This curriculum unit will not only explore how pictures can aid in language acquisition, but also how they can tell the story of a civilization. Students will use simple French vocabulary and language expressions to describe the images and research, in English, to discover what the artwork reveals about French history, culture, symbols, and practices. Students will compare and contrast pictorial stories of French civilization from pre-history through the twentieth century: from cave paintings to tapestries to comics.
The unit plan has been developed for sixth-grade Exploratory French students; however, it may be adapted to more advanced levels of language proficiency and cultural exploration. As there
is no mandated district curriculum for Exploratory French, I am able to create curriculum for my sixth-grade students, often collaborating with their classroom teachers to develop units that reinforce the core curriculum through French. Currently, sixth graders create sequenced graphic stories in their language-arts classes. My "picture writing" curriculum unit will align with their language arts instruction on narrative order, strengthening the students' concept of beginning, middle, and end through a visual medium while expanding their global and cultural awareness and introducing them to basic French vocabulary and simple phrases.
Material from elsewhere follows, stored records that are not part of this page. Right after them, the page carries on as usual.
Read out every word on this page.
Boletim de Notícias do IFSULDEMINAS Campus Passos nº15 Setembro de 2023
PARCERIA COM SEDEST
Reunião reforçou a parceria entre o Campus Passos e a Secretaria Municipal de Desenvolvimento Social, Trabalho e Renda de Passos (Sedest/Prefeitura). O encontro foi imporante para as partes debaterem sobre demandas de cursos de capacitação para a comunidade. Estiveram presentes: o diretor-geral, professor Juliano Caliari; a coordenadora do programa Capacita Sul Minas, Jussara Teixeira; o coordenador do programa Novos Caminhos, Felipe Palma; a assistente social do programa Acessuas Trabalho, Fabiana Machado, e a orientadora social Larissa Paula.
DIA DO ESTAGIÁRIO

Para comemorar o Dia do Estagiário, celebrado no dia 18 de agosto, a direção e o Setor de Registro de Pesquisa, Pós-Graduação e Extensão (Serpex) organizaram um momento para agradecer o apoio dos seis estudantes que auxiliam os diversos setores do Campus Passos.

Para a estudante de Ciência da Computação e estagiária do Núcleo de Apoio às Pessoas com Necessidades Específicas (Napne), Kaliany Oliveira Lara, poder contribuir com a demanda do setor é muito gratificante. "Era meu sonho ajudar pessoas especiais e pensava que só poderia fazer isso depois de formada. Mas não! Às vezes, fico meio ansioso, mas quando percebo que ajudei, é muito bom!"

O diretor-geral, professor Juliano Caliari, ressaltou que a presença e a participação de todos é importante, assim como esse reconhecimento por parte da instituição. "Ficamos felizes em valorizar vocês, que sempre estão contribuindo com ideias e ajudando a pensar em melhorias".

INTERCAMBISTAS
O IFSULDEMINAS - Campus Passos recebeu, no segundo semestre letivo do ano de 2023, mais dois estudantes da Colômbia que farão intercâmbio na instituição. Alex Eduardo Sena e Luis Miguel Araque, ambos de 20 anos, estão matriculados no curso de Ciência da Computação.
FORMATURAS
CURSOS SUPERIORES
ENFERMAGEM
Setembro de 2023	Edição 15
Students will use technology to discover and explore the caves and tapestries and to create their own versions of the Bayeux Tapestry and other artworks. They will use mapping skills to explore the geographic regions of France represented by the artworks studied. Students will discuss how the art was created and how the evolution of materials or "technology" affects how we tell stories. They will also explore the purpose of the artwork and, if possible, who created the artwork. Students will reflect on the technology they would use to tell their own stories and how that would differ from the unit's artwork.
Students will make connections to innovations in science, engineering, and technology that help to prevent deterioration of the cave paintings from exposure to contaminants and to restore and preserve the delicate textiles of the tapestries. Replica caves now allow visitors to explore "faux Lascaux" without risking further damage to the original paintings. Videos on the official websites of these masterpieces allow students to view restoration and re-creation efforts "virtually" first-hand. Connections will be made to language arts as students discuss why there is such a prevalence of French words in the English language (cognates) and how words evolve.
During this unit, students will explore the techniques used in the artwork. This hands-on component will be taught primarily in simple French with the use of gestures and demonstration. Students could create a mural of cave drawings, a streamer-cartoon of an historical event, a simple tapestry project, or a cartoon strip. At the conclusion of the unit, students will create a pictorial story in the style of one of the artworks studied in this unit. Their three tapestry panels will depict a beginning, middle, and end to their story. In oral presentations, students will describe and answer teacher and peer questions about their tapestries. Pictures Tell the Story -- From Caves to Comics is intended as an interdisciplinary curriculum unit that celebrates the strengths of my students, using images to reinforce their language learning.